Monday, June 06, 2011

A Great and Terrible Day


By Jim Lacey
http://www.nationalreview.com
June 6, 2011


"Gen. Dwight D. Eisenhower gives the order of the Day. 'Full victory-nothing else' to paratroopers in England, just before they board their airplanes to participate in the first assault in the invasion of the continent of Europe." Eisenhower is meeting with US Co. E, 502nd Parachute Infantry Regiment (Strike), photo taken at Greenham Common Airfield in England about 8:30 p.m. on June 5, 1944.


“Good Luck! And let us all beseech the blessings of Almighty God upon this great and noble undertaking.”
— Gen. Dwight D. Eisenhower
Four days after Pearl Harbor, Hitler committed one of the most monumental blunders in history. Rushing back to Berlin from his Prussian headquarters on December 11, he went before the Reichstag and, in a short 334-word speech, declared war on the United States. In this single act of suicidal hubris he sealed the fate of the Third Reich.
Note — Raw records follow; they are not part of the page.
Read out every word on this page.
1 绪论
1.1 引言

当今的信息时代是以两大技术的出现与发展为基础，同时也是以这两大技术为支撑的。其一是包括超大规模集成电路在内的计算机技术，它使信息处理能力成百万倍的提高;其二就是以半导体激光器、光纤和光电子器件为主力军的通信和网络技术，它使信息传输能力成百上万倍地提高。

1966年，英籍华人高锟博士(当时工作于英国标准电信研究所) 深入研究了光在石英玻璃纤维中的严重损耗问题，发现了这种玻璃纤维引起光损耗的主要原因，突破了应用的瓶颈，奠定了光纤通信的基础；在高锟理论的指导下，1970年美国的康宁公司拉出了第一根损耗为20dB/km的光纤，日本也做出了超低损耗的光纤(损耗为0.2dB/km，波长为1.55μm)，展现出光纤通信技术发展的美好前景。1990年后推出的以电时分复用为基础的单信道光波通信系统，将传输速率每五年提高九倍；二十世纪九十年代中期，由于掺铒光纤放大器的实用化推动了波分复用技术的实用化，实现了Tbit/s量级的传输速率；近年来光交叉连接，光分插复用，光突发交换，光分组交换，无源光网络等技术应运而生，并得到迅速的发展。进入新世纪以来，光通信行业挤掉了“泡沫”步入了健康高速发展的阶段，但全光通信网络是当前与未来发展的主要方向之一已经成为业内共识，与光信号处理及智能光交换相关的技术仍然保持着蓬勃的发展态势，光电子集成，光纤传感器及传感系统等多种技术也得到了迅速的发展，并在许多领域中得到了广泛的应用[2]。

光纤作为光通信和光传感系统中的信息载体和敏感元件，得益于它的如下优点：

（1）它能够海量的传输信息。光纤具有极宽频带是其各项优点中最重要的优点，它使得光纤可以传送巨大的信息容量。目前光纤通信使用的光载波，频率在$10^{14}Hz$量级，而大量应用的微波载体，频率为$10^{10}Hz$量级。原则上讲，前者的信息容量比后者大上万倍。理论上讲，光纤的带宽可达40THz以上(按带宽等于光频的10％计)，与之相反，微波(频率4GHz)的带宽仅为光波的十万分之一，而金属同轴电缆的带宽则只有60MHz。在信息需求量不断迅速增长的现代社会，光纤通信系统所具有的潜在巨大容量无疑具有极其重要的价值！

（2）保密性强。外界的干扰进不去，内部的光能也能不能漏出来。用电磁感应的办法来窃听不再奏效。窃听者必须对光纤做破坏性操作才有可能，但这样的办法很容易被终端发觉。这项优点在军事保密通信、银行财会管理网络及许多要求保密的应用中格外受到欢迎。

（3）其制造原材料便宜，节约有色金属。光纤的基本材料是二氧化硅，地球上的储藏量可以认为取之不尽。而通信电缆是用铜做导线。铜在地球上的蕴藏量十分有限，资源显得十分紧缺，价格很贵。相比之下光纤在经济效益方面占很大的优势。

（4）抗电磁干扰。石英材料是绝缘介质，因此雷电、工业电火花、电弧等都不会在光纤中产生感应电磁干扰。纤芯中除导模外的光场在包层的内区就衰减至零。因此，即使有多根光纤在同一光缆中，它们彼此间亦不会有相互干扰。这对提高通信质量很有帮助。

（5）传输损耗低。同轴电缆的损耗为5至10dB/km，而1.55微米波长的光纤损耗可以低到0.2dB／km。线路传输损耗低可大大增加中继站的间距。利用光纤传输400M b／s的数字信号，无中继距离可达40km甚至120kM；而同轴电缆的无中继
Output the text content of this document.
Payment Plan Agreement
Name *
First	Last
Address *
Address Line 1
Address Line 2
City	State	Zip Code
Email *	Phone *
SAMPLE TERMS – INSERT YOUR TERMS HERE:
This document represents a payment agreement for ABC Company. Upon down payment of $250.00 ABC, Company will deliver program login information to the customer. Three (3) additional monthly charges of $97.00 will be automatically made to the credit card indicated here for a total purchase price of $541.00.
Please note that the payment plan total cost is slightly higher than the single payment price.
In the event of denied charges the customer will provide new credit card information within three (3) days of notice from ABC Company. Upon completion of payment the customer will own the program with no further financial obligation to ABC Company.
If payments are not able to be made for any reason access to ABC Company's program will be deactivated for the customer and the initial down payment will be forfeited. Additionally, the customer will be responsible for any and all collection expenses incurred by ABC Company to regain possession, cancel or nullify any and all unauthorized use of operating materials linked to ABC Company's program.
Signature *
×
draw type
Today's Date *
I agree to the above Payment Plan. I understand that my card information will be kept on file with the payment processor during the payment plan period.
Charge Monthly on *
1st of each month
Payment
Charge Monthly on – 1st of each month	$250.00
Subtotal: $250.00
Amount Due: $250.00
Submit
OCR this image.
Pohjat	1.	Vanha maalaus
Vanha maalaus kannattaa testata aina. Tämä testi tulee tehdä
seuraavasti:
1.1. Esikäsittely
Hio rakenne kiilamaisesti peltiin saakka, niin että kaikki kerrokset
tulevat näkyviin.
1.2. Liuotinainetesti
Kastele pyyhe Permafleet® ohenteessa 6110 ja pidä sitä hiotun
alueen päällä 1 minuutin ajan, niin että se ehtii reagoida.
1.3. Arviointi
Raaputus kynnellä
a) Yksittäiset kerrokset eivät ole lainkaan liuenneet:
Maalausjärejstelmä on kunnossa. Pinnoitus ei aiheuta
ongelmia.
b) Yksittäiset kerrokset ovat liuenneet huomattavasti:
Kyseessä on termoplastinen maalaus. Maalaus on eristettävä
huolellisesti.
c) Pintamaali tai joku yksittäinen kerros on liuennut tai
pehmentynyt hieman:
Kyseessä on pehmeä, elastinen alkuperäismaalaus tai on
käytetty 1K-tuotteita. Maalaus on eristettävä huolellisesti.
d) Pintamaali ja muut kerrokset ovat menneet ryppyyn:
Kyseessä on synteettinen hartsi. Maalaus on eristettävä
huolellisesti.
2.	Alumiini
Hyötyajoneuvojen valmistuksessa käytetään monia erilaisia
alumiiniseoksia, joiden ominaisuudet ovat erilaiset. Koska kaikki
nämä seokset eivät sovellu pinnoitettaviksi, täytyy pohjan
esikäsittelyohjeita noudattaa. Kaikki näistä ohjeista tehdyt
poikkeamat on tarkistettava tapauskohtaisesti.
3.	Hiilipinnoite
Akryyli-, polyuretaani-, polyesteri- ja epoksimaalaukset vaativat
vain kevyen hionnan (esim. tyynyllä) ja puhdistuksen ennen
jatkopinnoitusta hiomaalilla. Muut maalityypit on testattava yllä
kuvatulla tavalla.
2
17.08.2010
Despite still being locked in a brutal war against Great Britain and the Soviet Union, when presented with the opportunity to declare war against a nation capable of producing as many munitions in one year as Germany could in five, Hitler did not hesitate or flinch. Hitler was certainly aware of America’s production potential, for he had written about it in Mein Kampf. Despite this knowledge, he remained unimpressed with American military potential. In 1940, he had told Soviet foreign minister Vyacheslav Molotov that the United States would not be a threat to Germany for decades — “1970 or 1980 at the earliest.” This was a colossal misjudgment, but not Hitler’s only one. Not unlike other dictators, Hitler believed it was impossible to transform pampered American youths into formidable soldiers.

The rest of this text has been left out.